Getting a full seven to nine hours of sleep is essential for maintaining a healthy diet. However, the fuel you put in your body can affect the quality and the amount of sleep you get. It’s not just about what you eat but when you eat it. The human body relies on predictable patterns of behaviour to time the sleep cycle. There’s not a whole lot that’s more predictable than the need for food. You can use the timing of your meals and your diet to enhance the quality of your sleep and, in so doing, you’re supporting your ability to make better food choices.  

Timing of Your Meals

Before we jump into carbs and proteins, let's take a quick look at the circadian rhythms and meal timing. The circadian rhythms are a number of biological and physiological processes that control many of the cycles that regularly repeat in a 24-hour period. Both eating and sleeping fall into that category so both rely on and yet also influence the circadian rhythms. 

These rhythms, in part, use predictable patterns of behaviour to regulate the timing of repeating cycles. Meals eaten at approximately the same time and spaced in regular intervals throughout the day helps regulate the timing of the sleep cycle. Sporadic meals can alter the release of key sleep hormones like melatonin. If you can follow a fairly regular meal schedule, you’ll be helping yourself out when it’s time for bed. 

Carbs and Protein

A well-balanced diet includes carbs and proteins and both are essential to healthy sleep. Research has shown that carb-rich meals can help you fall asleep faster. That doesn’t mean you need to carb load right before bed because indigestion can take away any carb-related benefits. But, an evening meal that consists of nutrient-rich carbs can shorten the time it takes you to fall asleep. 

Protein is also an essential ingredient to better sleep. Proteins have been shown to reduce night waking. Once you fall asleep, you tend to stay asleep. A balanced dinner that includes protein and carbs can be key to that full night’s rest. 
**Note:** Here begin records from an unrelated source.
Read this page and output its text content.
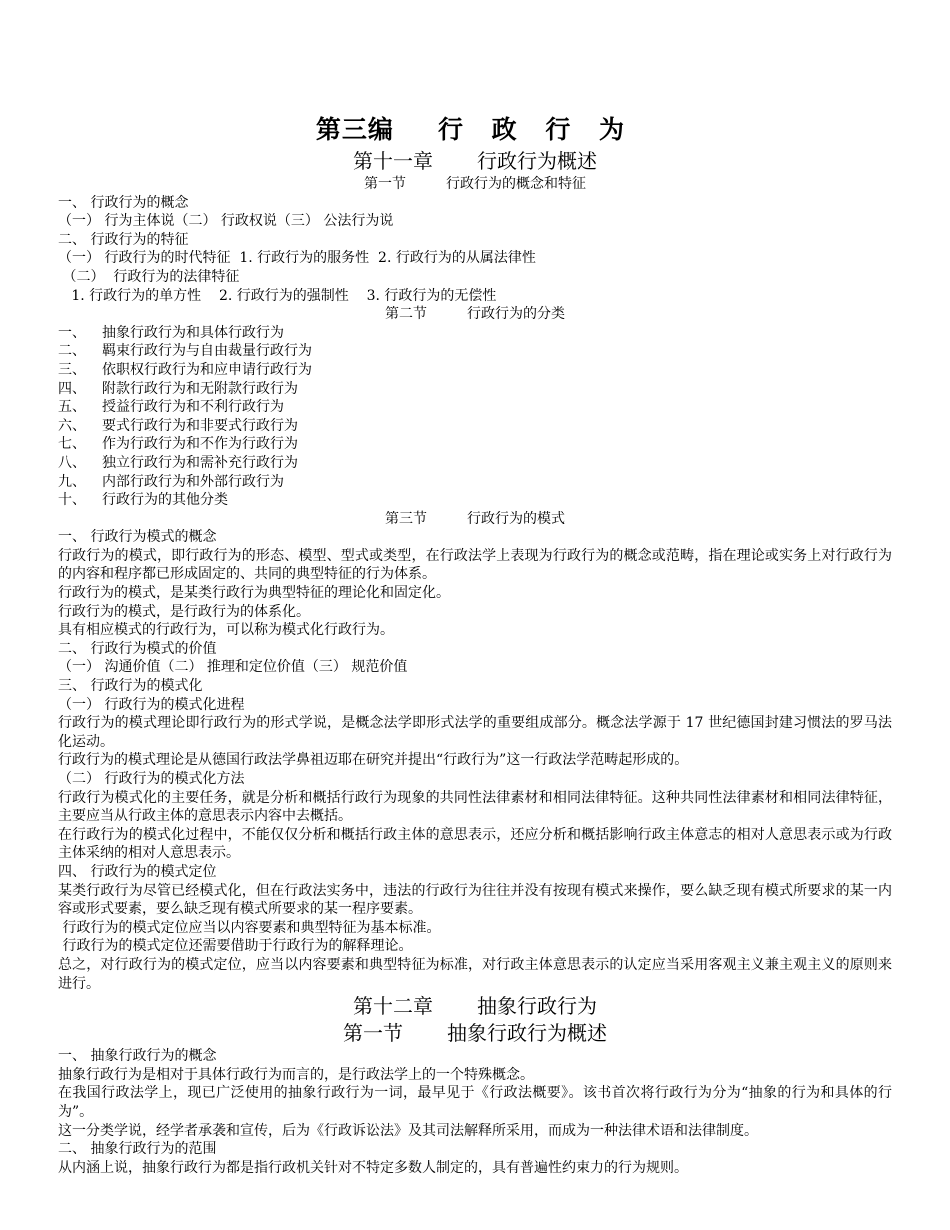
第三编 行 政 行 为
第十一章 行政行为概述
第一节	行政行为的概念和特征
一、 行政行为的概念
（一） 行为主体说（二） 行政权说（三） 公法行为说
二、 行政行为的特征
（一） 行政行为的时代特征  1. 行政行为的服务性  2. 行政行为的从属法律性
（二）  行政行为的法律特征
1. 行政行为的单方性    2. 行政行为的强制性    3. 行政行为的无偿性
第二节	行政行为的分类
一、 抽象行政行为和具体行政行为
二、 羁束行政行为与自由裁量行政行为
三、 依职权行政行为和应申请行政行为
四、 附款行政行为和无附款行政行为
五、 授益行政行为和不利行政行为
六、 要式行政行为和非要式行政行为
七、 作为行政行为和不作为行政行为
八、 独立行政行为和需补充行政行为
九、 内部行政行为和外部行政行为
十、 行政行为的其他分类
第三节	行政行为的模式
一、 行政行为模式的概念
行政行为的模式，即行政行为的形态、模型、型式或类型，在行政法学上表现为行政行为的概念或范畴，指在理论或实务上对行政行为的内容和程序都已形成固定的、共同的典型特征的行为体系。
行政行为的模式，是某类行政行为典型特征的理论化和固定化。
行政行为的模式，是行政行为的体系化。
具有相应模式的行政行为，可以称为模式化行政行为。
二、 行政行为模式的价值
（一） 沟通价值（二） 推理和定位价值（三） 规范价值
三、 行政行为的模式化
（一） 行政行为的模式化进程
行政行为的模式理论即行政行为的形式学说，是概念法学即形式法学的重要组成部分。概念法学源于 17 世纪德国封建习惯法的罗马法化运动。
行政行为的模式理论是从德国行政法学鼻祖迈耶在研究并提出“行政行为”这一行政法学范畴起形成的。
（二） 行政行为的模式化方法
行政行为模式化的主要任务，就是分析和概括行政行为现象的共同性法律素材和相同法律特征。这种共同性法律素材和相同法律特征，主要应当从行政主体的意思表示内容中去概括。
在行政行为的模式化过程中，不能仅仅分析和概括行政主体的意思表示，还应分析和概括影响行政主体意志的相对人意思表示或为行政主体采纳的相对人意思表示。
四、 行政行为的模式定位
某类行政行为尽管已经模式化，但在行政法实务中，违法的行政行为往往并没有按现有模式来操作，要么缺乏现有模式所要求的某一内容或形式要素，要么缺乏现有模式所要求的某一程序要素。
行政行为的模式定位应当以内容要素和典型特征为基本标准。
行政行为的模式定位还需要借助于行政行为的解释理论。
总之，对行政行为的模式定位，应当以内容要素和典型特征为标准，对行政主体意思表示的认定应当采用客观主义兼主观主义的原则来进行。
第十二章 抽象行政行为
第一节 抽象行政行为概述
一、 抽象行政行为的概念
抽象行政行为是相对于具体行政行为而言的，是行政法学上的一个特殊概念。
在我国行政法学上，现已广泛使用的抽象行政行为一词，最早见于《行政法概要》。该书首次将行政行为分为“抽象的行为和具体的行为”。
这一分类学说，经学者承袭和宣传，后为《行政诉讼法》及其司法解释所采用，而成为一种法律术语和法律制度。
二、 抽象行政行为的范围
从内涵上说，抽象行政行为都是指行政机关针对不特定多数人制定的，具有普遍性约束力的行为规则。
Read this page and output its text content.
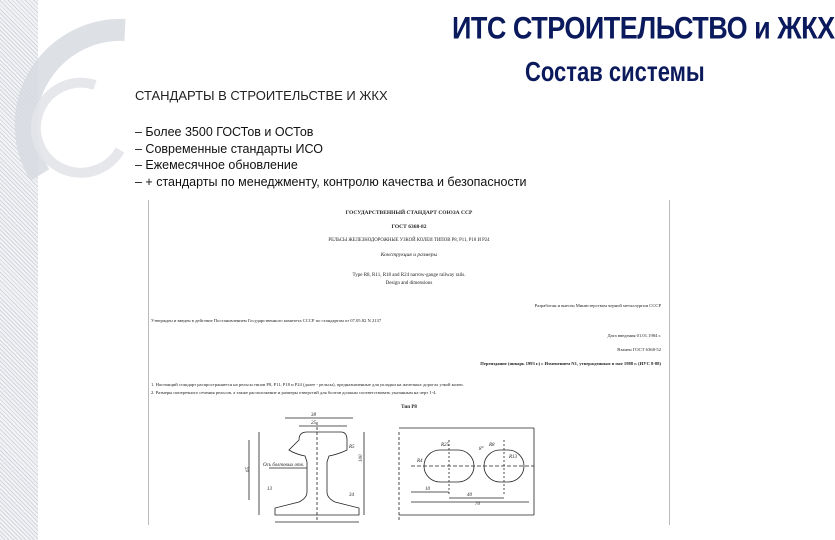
ИТС СТРОИТЕЛЬСТВО и ЖКХ
Состав системы
СТАНДАРТЫ В СТРОИТЕЛЬСТВЕ И ЖКХ
– Более 3500 ГОСТов и ОСТов
– Современные стандарты ИСО
– Ежемесячное обновление
– + стандарты по менеджменту, контролю качества и безопасности
ГОСУДАРСТВЕННЫЙ СТАНДАРТ СОЮЗА ССР
ГОСТ 6368-82
РЕЛЬСЫ ЖЕЛЕЗНОДОРОЖНЫЕ УЗКОЙ КОЛЕИ ТИПОВ Р8, Р11, Р18 И Р24
Конструкция и размеры
Type R8, R11, R18 and R24 narrow-gauge railway rails.
Design and dimensions
Разработан и внесен Министерством черной металлургии СССР
Утвержден и введен в действие Постановлением Государственного комитета СССР по стандартам от 07.05.82 N 2137
Дата введения 01.01.1984 г.
Взамен ГОСТ 6368-52
Переиздание (январь 1993 г.) с Изменением N1, утвержденным в мае 1988 г. (ИУС 8-88)
1. Настоящий стандарт распространяется на рельсы типов Р8, Р11, Р18 и Р24 (далее - рельсы), предназначенные для укладки на железных дорогах узкой колеи.
2. Размеры поперечного сечения рельсов, а также расположение и размеры отверстий для болтов должны соответствовать указанным на черт 1-4.
Тип Р8
25
38
65
R5
Ось болтовых отв.
13
100
34
R25	R8
R4
10
70
40
R13
8°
Watch Out for Food-Related Sleep Disruptors

We’ve all experienced the heartburn that comes with a high-fat, late night meal. Food can ruin your sleep if you’re not careful. Skip the fried foods and watch out for anything heavy or acidic. And, of course, don’t forget about stimulants. Caffeine blocks sleep hormones so do not consume it for three or four hours before bed. Some people find that it stays in their systems even longer so don’t be surprised if you sleep better when you cut the caffeine even earlier in the day.  
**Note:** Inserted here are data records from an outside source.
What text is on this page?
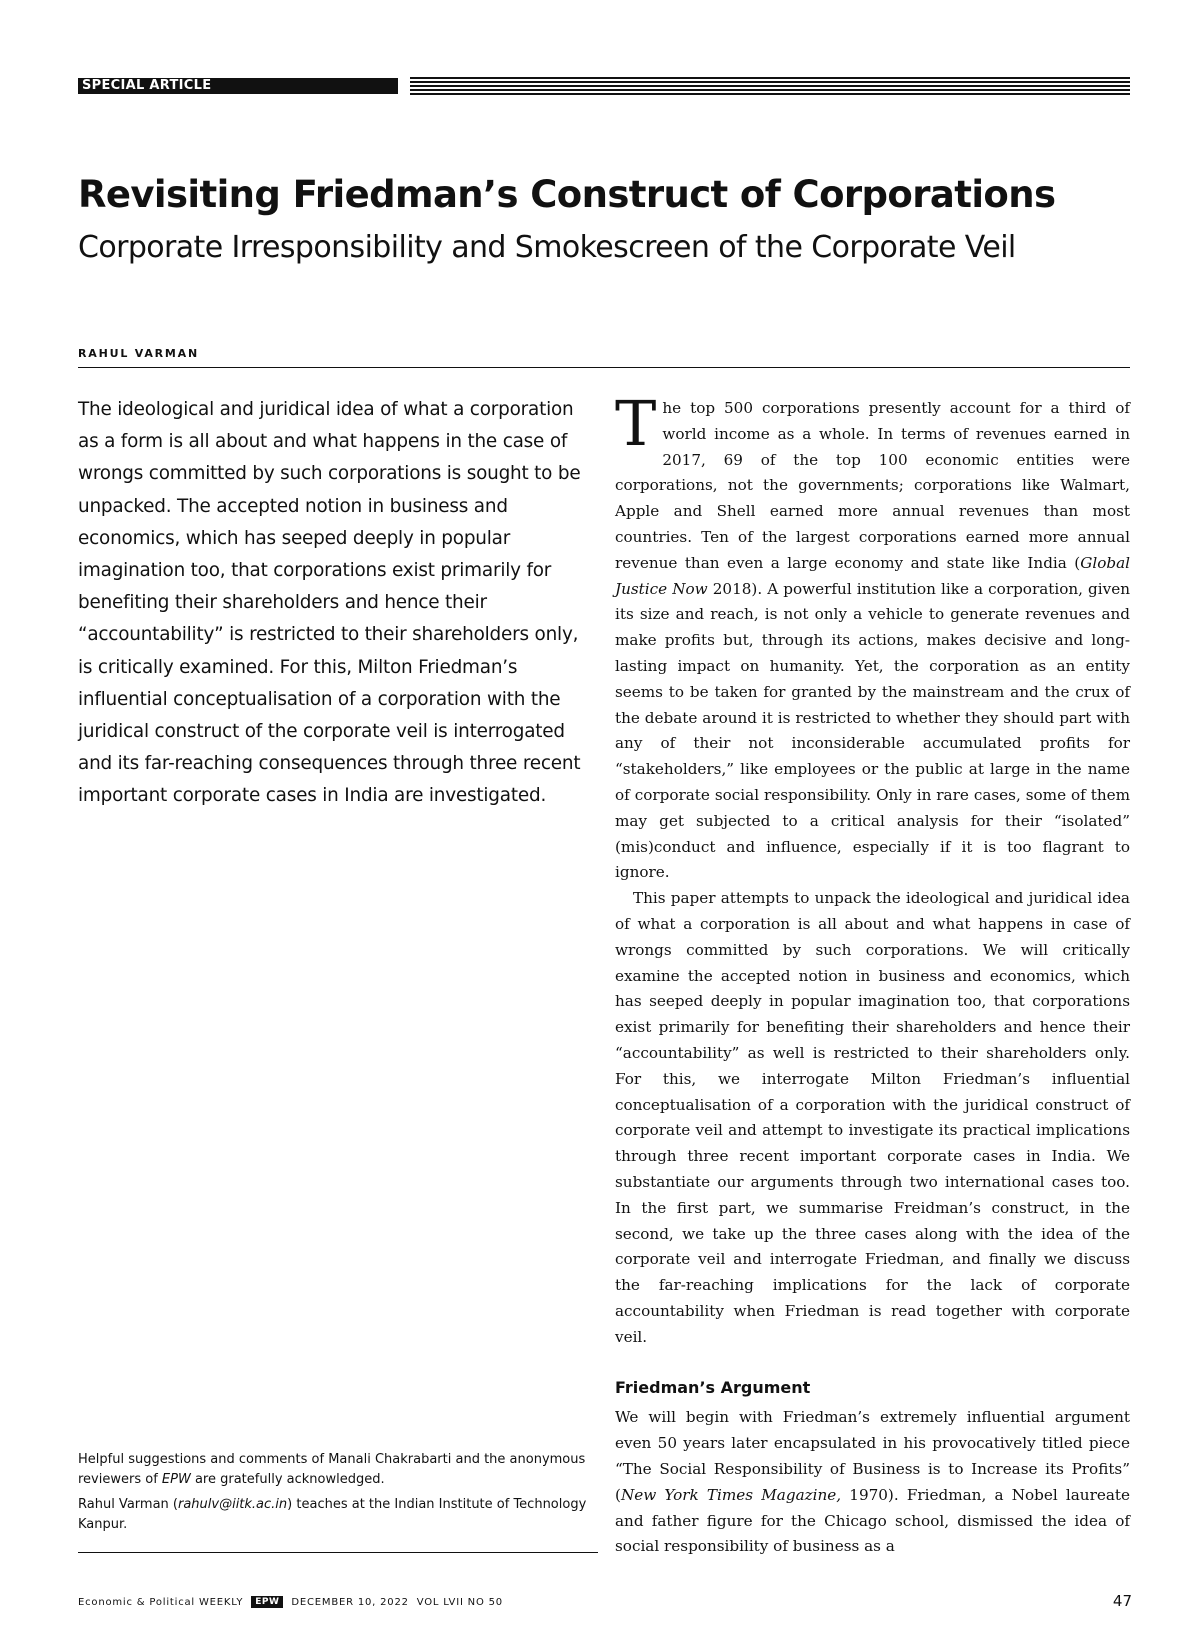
SPECIAL ARTICLE
Revisiting Friedman’s Construct of Corporations
Corporate Irresponsibility and Smokescreen of the Corporate Veil
RAHUL VARMAN
The ideological and juridical idea of what a corporation as a form is all about and what happens in the case of wrongs committed by such corporations is sought to be unpacked. The accepted notion in business and economics, which has seeped deeply in popular imagination too, that corporations exist primarily for benefiting their shareholders and hence their “accountability” is restricted to their shareholders only, is critically examined. For this, Milton Friedman’s influential conceptualisation of a corporation with the juridical construct of the corporate veil is interrogated and its far-reaching consequences through three recent important corporate cases in India are investigated.

The top 500 corporations presently account for a third of world income as a whole. In terms of revenues earned in 2017, 69 of the top 100 economic entities were corporations, not the governments; corporations like Walmart, Apple and Shell earned more annual revenues than most countries. Ten of the largest corporations earned more annual revenue than even a large economy and state like India (Global Justice Now 2018). A powerful institution like a corporation, given its size and reach, is not only a vehicle to generate revenues and make profits but, through its actions, makes decisive and long-lasting impact on humanity. Yet, the corporation as an entity seems to be taken for granted by the mainstream and the crux of the debate around it is restricted to whether they should part with any of their not inconsiderable accumulated profits for “stakeholders,” like employees or the public at large in the name of corporate social responsibility. Only in rare cases, some of them may get subjected to a critical analysis for their “isolated” (mis)conduct and influence, especially if it is too flagrant to ignore.

This paper attempts to unpack the ideological and juridical idea of what a corporation is all about and what happens in case of wrongs committed by such corporations. We will critically examine the accepted notion in business and economics, which has seeped deeply in popular imagination too, that corporations exist primarily for benefiting their shareholders and hence their “accountability” as well is restricted to their shareholders only. For this, we interrogate Milton Friedman’s influential conceptualisation of a corporation with the juridical construct of corporate veil and attempt to investigate its practical implications through three recent important corporate cases in India. We substantiate our arguments through two international cases too. In the first part, we summarise Freidman’s construct, in the second, we take up the three cases along with the idea of the corporate veil and interrogate Friedman, and finally we discuss the far-reaching implications for the lack of corporate accountability when Friedman is read together with corporate veil.

Friedman’s Argument

We will begin with Friedman’s extremely influential argument even 50 years later encapsulated in his provocatively titled piece “The Social Responsibility of Business is to Increase its Profits” (New York Times Magazine, 1970). Friedman, a Nobel laureate and father figure for the Chicago school, dismissed the idea of social responsibility of business as a

Helpful suggestions and comments of Manali Chakrabarti and the anonymous reviewers of EPW are gratefully acknowledged.

Rahul Varman (rahulv@iitk.ac.in) teaches at the Indian Institute of Technology Kanpur.

Economic & Political WEEKLY	EPW	DECEMBER 10, 2022 VOL LVII NO 50	47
Build Better Eating and Sleeping Habits

Food can either help your hinder your sleep success. But good sleep also requires a healthy sleep environment and habits.

  • Sleep Comfort: The bedroom needs to be a sleep sanctuary where your body can fully relax. If aches and pains plague you, take a good look at your mattress. Your preferred sleep position may not work well with the type of mattress you have. Make sure it fully supports your weight and sleep style

  • Consistent Bed and Wake-Up Time: The body loves a predictable schedule so help it out by going to bed and waking up at the same time every night and morning.
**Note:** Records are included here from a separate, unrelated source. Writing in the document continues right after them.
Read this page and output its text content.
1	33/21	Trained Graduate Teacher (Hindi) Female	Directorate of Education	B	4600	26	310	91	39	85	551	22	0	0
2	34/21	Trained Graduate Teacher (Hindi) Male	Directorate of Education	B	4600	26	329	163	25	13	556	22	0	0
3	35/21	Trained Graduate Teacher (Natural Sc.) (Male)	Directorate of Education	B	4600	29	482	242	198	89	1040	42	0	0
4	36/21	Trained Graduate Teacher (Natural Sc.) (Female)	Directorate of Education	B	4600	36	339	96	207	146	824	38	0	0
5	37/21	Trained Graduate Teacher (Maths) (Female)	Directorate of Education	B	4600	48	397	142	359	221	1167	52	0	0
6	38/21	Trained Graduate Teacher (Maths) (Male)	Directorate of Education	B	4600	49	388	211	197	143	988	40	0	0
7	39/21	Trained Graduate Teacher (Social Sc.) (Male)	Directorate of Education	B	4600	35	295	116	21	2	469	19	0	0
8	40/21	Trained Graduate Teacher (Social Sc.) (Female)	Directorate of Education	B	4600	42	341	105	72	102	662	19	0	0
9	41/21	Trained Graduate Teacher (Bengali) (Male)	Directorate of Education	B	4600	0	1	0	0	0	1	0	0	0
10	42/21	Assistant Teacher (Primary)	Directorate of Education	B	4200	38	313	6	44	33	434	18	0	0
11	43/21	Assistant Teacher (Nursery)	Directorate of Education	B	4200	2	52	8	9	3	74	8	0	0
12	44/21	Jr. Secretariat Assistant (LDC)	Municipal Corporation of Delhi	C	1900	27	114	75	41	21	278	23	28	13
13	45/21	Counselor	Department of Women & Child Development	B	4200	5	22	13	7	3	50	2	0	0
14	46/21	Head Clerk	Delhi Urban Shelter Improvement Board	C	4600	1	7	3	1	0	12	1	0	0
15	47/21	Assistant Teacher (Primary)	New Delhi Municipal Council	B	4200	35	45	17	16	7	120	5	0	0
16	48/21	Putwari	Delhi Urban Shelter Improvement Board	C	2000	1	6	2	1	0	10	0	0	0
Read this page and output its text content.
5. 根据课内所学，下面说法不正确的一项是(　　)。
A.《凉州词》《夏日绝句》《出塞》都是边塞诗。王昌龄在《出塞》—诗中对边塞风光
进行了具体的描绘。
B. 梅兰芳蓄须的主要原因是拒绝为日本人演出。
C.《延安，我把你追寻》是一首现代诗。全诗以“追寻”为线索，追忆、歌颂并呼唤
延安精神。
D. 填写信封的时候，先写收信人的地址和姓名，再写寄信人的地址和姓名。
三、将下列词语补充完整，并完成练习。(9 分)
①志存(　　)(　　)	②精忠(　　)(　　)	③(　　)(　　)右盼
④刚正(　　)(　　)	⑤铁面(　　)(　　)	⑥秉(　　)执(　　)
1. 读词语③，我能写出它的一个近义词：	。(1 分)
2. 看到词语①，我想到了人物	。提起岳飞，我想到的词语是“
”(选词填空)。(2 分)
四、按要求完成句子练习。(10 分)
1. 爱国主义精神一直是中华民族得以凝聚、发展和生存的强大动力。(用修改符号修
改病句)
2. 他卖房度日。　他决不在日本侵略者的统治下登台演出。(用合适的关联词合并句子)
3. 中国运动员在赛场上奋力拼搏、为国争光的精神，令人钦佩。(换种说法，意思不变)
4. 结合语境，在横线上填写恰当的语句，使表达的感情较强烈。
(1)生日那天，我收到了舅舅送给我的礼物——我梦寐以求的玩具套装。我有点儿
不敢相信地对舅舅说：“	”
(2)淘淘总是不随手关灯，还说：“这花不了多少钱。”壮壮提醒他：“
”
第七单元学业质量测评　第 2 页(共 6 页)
  • Go Outside: Natural light suppresses sleep hormones so make sure you get adequate exposure during the day so that sleep hormones are fully prepped for release at night.

Conclusion

Food definitely has an influence on your sleep cycle. But, sleep also helps you stay on track for healthy eating. Without enough sleep, your hunger and satiety hormones get out of balance. When sleep-deprived, you feel hungrier but less full when you eat. As you develop a diet that supports your need for sleep, you’re also giving yourself the ability to make better food choices.  When you fuel better sleep, you’re supporting the healthy lifestyle you want to maintain.